Tuesday, June 28, 2016

And That's Just The First Line!

"The past is a foreign country, they do things differently there."

"Ships at a distance have every man's wish on board."


In order to get interested in a book, it needs to have a good first line to capture your interest. These are first lines from some books you may or may not have read.  The first is from a book titled "The Go Between," and was written by L.P. Hartley in 1953. The second was from "Their Eyes Were Watching God," by Zora Hurston, and that was written in 1937.  Don't those sound interesting? Do the opening lines make you wonder what the book is about?

Which of these books have you read? Look them up in your library for some great escapes!



     1. Mr. and Mrs. Dursley of Number 4 Privet Drive were proud to say that they were perfectly normal, thank you very much.

      2. I went to sleep with gum in my mouth and now there's gum in my hair........

     3. The night Max wore his wolf suit and made mischief of one kind and another, his mother called him "Wild Thing!"

      4. Once there was a tree, and she loved a little boy.

      5.  Call me Ishmael.

      6.  It was the best of times, it was the worst of times, it was the age of wisdom, it was the age of foolishness, it was the epoch of belief, it was the season of Light, it was the season of darkness, it was the spring of hope, it was the winter of despair.

        7. The cold passed reluctantly from the earth, and the retiring fogs revealed an army stretched out on the hills, resting.
       8. You better not never tell nobody but God. 
       9. In my younger and more vulnerable years my father gave me some advice that I've been turning over in my mind ever since. 

      10. He was an old man who fished alone in a skiff in the Gulf Stream and he had gone eighty-four days now without taking a fish. 
      11. It was a bright cold day in April, and the clocks were striking thirteen.
      12. When he was nearly thirteen, my brother Jem got his arm badly broken at the elbow.
      13. All children, except one, grow up.

      14. My suffering left me sad and gloomy.

      15. My high school friends have begun to suspect I haven't told them the full story of my life.

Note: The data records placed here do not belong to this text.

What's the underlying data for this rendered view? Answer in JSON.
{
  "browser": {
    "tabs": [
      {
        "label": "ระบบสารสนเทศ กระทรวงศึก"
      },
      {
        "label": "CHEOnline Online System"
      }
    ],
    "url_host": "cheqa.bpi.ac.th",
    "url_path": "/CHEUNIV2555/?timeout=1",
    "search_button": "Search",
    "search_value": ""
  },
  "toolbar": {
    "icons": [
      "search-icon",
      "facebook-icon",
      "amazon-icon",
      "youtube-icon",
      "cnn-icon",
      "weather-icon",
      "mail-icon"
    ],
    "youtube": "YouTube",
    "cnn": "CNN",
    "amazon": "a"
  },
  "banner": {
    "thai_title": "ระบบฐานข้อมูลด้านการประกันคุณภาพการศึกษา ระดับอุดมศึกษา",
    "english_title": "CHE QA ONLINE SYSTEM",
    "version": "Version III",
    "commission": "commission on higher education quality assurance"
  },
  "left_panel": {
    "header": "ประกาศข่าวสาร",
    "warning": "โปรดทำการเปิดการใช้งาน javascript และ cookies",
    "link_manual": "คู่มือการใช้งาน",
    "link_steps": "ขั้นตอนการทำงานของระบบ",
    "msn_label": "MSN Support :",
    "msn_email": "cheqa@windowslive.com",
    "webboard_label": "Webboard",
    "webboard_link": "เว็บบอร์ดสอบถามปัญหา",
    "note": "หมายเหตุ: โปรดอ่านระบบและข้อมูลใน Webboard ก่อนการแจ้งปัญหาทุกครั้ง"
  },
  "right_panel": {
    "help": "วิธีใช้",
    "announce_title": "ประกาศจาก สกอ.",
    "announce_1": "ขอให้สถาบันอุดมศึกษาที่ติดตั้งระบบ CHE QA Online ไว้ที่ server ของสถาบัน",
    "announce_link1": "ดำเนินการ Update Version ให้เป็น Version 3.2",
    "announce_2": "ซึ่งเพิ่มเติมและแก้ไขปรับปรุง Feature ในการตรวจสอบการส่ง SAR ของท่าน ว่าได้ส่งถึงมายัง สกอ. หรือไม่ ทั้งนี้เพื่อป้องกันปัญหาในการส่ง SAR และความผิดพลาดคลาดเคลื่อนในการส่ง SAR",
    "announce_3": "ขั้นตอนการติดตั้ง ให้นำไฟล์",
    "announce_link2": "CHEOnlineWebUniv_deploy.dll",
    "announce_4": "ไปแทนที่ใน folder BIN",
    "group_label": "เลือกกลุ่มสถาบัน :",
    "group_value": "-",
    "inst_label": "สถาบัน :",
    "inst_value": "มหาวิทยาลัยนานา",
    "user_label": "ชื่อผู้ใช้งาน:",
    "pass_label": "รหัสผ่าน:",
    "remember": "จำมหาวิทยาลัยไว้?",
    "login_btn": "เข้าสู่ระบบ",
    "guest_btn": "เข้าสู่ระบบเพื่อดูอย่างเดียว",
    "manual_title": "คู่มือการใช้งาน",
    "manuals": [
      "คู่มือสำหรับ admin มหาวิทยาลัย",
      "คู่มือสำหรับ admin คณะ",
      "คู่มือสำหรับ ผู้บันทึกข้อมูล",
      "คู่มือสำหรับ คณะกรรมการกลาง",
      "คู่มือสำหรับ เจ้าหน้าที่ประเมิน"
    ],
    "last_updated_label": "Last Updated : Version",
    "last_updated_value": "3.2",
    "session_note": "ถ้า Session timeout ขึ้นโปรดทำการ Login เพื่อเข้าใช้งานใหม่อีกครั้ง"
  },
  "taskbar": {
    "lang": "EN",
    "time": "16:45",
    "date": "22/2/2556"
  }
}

Here are the titles of the books they are from, the years written, and authors.
1-Harry Potter and the Sorcerer's Stone, 1997, J.K. Rowling
2-Alexander and the Horrible, Terrible, No Good, Very Bad, Day, 1972, Judith Viorst
3-Where the Wild Things Are, 1988, Maurice Sendak
4-The Giving Tree, 1963, Shel Silverstein
5-Moby Dick, 1851, Herman Melville
6-A Tale of Two Cities, 1859, Charles Dickens
7-The Red Badge of Courage, 1895, Stephen Crane
8-The Color Purple, 1982, Alice Walker
9-The Great Gatsby, 1925, F. Scott Fitzgerald*
10-The Old Man and the Sea, 1952, Ernest Hemingway
11-1984, written in 1949, George Orwell
12-To Kill a Mockingbird, 1960, Harper Lee
13-Peter Pan, 1911, J.M. Barrie
14-The Life of Pi, 2001, Yann Martel
15-A Long Way Gone, Memoirs of a Boy Soldier, Ishmael Beah, 2007

*Fitzgerald was from Minnesota



Here are web sites to give you some ideas for great reading:
Young Adult books:
Adult books:
http://www.goodreads.com/list/show/15604.Best_Books_of_2012

Ask your friends to recommend books they have read. If you like an author, try another book by the same author. The library website can suggest books based on your interests. And don't be shy about asking your local librarian to suggest books you would enjoy. You can re-visit books you loved when you were little (and share them!). Try a genre (type) of book you don't normally read: Science Fiction, History, Biography, Self-Help (Life advice), books about animals, Religion....categories are almost limitless...
Here's how to find different non-fiction (facts) books by their numbers:


Try taking a book outside and reading there on a nice summer's day. It's way better than texting. Honest.